Pour DOMINIQUE MOISI, l’Autorité Palestinienne veut faire comme Israël. Plus encore, il s’agit d’obtenir comme pour Israël en 1947 un vote à L’ONU. En effet, le Conseil de sécurité se compose de 15 membres dont 5 permanents, Chine, Etats-Unis, Fédération de Russie, France et Royaume Uni. Chaque membre du Conseil de sécurité dispose d'une voix. Les décisions de procédure sont prises par un vote affirmatif de 9 au moins des 15 membres. DOMINIQUE MOISI a souligné que la France ne peut voter pour la création d’un Etat palestinien. Elle s’abstiendra.



Paradoxalement, à Gaza, il y a un désintérêt vis-à-vis du vote. C’est le progrès économique qui compte.

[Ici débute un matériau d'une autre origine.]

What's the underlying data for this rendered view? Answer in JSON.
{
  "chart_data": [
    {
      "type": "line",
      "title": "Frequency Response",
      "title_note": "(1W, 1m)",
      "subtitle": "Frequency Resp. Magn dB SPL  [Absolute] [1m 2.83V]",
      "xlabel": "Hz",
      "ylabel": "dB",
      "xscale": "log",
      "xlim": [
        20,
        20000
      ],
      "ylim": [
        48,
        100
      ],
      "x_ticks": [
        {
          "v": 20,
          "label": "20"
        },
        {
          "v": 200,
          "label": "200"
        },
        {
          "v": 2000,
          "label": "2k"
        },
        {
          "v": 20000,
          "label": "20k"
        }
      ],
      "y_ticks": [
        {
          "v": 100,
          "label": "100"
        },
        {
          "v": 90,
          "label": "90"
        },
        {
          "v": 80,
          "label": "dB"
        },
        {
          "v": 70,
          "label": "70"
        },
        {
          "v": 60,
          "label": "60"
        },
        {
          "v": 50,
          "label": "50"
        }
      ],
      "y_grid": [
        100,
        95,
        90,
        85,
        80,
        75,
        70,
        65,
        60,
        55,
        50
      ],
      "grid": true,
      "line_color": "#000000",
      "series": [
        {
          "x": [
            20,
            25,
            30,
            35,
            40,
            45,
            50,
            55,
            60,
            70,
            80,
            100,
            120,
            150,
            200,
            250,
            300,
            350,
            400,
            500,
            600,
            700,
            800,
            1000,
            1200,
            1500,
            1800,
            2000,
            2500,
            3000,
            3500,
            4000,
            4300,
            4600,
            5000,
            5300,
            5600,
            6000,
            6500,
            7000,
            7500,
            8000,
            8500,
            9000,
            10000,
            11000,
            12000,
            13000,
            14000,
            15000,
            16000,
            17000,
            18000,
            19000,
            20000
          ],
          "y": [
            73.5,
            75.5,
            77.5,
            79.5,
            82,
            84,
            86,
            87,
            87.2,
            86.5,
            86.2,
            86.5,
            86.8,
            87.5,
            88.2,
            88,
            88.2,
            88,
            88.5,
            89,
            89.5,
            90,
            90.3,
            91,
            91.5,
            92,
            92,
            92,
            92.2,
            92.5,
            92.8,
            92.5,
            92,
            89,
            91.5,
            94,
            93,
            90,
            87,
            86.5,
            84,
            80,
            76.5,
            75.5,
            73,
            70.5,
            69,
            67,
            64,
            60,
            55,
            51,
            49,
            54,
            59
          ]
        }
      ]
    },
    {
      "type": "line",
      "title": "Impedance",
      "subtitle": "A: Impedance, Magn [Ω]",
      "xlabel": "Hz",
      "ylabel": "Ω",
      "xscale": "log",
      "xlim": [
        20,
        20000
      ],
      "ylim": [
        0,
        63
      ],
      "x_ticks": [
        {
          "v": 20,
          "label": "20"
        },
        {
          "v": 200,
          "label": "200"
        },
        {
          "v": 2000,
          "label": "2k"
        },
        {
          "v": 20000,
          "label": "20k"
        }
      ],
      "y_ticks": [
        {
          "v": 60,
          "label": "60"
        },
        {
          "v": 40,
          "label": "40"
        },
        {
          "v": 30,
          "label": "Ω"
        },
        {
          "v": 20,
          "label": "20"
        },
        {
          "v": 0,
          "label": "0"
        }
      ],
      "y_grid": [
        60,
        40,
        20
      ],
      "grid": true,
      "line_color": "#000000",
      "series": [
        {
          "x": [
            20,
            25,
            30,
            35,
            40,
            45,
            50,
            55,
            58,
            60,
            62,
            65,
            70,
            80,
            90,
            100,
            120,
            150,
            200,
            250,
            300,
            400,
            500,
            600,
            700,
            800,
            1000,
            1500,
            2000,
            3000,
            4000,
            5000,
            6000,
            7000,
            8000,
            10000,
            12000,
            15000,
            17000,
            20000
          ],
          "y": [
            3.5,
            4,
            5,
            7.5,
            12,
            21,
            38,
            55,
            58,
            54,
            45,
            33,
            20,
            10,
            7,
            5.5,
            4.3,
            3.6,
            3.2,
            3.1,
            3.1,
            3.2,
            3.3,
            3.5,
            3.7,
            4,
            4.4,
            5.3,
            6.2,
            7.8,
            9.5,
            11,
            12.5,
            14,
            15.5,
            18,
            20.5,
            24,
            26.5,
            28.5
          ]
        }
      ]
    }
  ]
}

Pour Dominique Moisi, il faut identifier le contexte politique régional et mondial dans lequel se situe le débat sur le statut de la Palestine. Le nœud du problème réside dans la rencontre entre deux calendriers contradictoires. De ce point de vue, en se référant à une « géopolitique des émotions », il ressort que rien n’a changé depuis 1948. En effet, il y a deux peuples malades : d’une part, un peuple dominé par l’humiliation, le peuple palestinien, et d’autre part, un peuple dominé par le passé de la shoah : Israël.



2/ Les révolutions arabes



Pour Dominique Moisi, il y a un mélange d’espoir et de peur vis-à-vis des révolutions arabes. Désormais, sur un plan tactique, les révolutions arabes ont modifié le panorama.



Il existe à la fois, un processus révolutionnaire dans le monde arabe, en référence à la révolution française, à la chute de la Bastille. Les pays arabes savent que les despotes ne sont pas éternels. Il s’agit d’une révolution désormais plus éthique que politique, qui lutte contre la corruption.

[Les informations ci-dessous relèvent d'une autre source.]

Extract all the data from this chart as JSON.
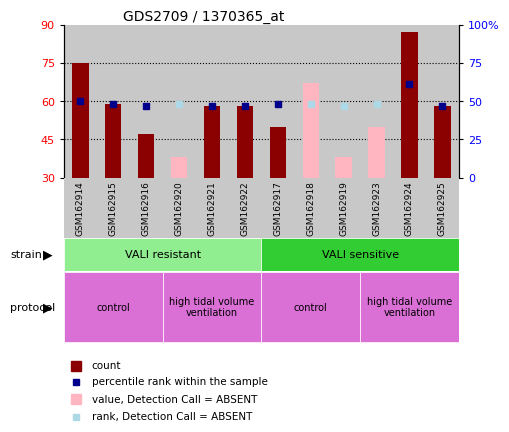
{
  "title": "GDS2709 / 1370365_at",
  "samples": [
    "GSM162914",
    "GSM162915",
    "GSM162916",
    "GSM162920",
    "GSM162921",
    "GSM162922",
    "GSM162917",
    "GSM162918",
    "GSM162919",
    "GSM162923",
    "GSM162924",
    "GSM162925"
  ],
  "count_values": [
    75,
    59,
    47,
    null,
    58,
    58,
    50,
    null,
    null,
    null,
    87,
    58
  ],
  "count_absent": [
    null,
    null,
    null,
    38,
    null,
    null,
    null,
    67,
    38,
    50,
    null,
    null
  ],
  "rank_present": [
    50,
    48,
    47,
    null,
    47,
    47,
    48,
    null,
    null,
    null,
    61,
    47
  ],
  "rank_absent": [
    null,
    null,
    null,
    48,
    null,
    null,
    null,
    48,
    47,
    48,
    null,
    null
  ],
  "ylim_left": [
    30,
    90
  ],
  "ylim_right": [
    0,
    100
  ],
  "yticks_left": [
    30,
    45,
    60,
    75,
    90
  ],
  "yticks_right": [
    0,
    25,
    50,
    75,
    100
  ],
  "ytick_labels_right": [
    "0",
    "25",
    "50",
    "75",
    "100%"
  ],
  "bar_color_present": "#8B0000",
  "bar_color_absent": "#FFB6C1",
  "rank_color_present": "#00008B",
  "rank_color_absent": "#ADD8E6",
  "bg_color": "#C8C8C8",
  "baseline": 30,
  "strain_resistant_color": "#90EE90",
  "strain_sensitive_color": "#32CD32",
  "protocol_color": "#DA70D6",
  "fig_bg": "#ffffff"
}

Sur le plan mondial, on assiste à un passage d’un monde occidental vers un monde post occidental.



Israël va devoir agir en sachant que les autres Etats n’auront plus de remords à son égard.

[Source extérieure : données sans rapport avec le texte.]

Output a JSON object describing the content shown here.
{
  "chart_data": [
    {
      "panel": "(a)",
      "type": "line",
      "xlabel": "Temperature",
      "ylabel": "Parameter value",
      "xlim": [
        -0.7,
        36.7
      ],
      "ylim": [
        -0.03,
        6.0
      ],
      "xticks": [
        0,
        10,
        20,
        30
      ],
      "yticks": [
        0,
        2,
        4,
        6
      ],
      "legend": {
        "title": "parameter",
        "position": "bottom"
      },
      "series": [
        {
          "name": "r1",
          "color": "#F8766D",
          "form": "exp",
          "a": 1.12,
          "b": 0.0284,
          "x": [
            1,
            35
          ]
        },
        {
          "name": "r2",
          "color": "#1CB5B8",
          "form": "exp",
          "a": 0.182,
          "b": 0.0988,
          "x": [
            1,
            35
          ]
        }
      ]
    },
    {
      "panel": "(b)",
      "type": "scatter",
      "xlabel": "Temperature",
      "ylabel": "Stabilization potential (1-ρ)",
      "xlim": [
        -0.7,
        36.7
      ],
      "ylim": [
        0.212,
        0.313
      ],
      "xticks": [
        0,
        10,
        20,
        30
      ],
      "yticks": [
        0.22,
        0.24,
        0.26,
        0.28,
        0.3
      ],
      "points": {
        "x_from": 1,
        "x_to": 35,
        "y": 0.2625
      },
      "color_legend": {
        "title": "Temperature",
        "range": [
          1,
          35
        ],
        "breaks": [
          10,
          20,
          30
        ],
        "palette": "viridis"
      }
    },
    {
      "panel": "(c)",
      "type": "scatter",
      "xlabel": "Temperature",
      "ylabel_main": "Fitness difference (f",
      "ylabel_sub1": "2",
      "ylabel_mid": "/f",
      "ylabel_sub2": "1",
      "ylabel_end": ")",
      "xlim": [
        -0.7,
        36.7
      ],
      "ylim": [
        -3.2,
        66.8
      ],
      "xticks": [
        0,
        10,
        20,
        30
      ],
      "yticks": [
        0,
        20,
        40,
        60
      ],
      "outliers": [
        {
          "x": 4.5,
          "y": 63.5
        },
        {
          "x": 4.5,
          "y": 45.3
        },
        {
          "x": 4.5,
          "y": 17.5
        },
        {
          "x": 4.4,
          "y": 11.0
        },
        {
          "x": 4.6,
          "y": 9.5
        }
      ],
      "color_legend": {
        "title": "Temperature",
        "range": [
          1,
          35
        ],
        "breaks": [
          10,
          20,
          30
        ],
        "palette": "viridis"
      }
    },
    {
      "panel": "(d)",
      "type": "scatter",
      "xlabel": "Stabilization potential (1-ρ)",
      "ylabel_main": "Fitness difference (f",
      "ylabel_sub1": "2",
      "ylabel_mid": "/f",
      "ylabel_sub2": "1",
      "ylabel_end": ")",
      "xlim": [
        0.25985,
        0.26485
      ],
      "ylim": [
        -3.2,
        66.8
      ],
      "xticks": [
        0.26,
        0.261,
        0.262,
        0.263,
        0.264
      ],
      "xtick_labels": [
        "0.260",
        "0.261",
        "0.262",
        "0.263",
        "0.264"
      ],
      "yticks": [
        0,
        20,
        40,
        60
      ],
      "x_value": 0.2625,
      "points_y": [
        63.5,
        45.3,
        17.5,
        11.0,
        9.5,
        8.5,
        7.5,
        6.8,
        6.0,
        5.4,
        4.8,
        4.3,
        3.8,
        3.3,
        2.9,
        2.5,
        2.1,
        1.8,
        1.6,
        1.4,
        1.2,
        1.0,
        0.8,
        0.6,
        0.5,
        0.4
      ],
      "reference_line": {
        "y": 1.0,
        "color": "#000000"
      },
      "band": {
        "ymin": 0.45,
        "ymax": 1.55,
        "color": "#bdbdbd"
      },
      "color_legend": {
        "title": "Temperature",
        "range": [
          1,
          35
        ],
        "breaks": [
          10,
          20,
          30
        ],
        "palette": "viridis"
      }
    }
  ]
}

3/ La place d’Israël et des juifs dans le monde



Selon Dominique Moisi, le monde juif représente « l’erreur statistique » dans la population chinoise. Dans cette optique, les monothéismes deviendront minoritaires et les polythéismes deviendront majoritaires. Dans la mesure où l’environnement va changer profondément, Israël a besoin de se projeter dans le temps pour comprendre où est la force.



Dominique Moisi a souligné l’importance de la Chine, qui fait un retour vers le passé. Dans l’histoire de la Chine il y a 3 hommes qui ont compté : Marx, Einstein (bombe atomique) et Kissinger (diplomatie), 3 juifs.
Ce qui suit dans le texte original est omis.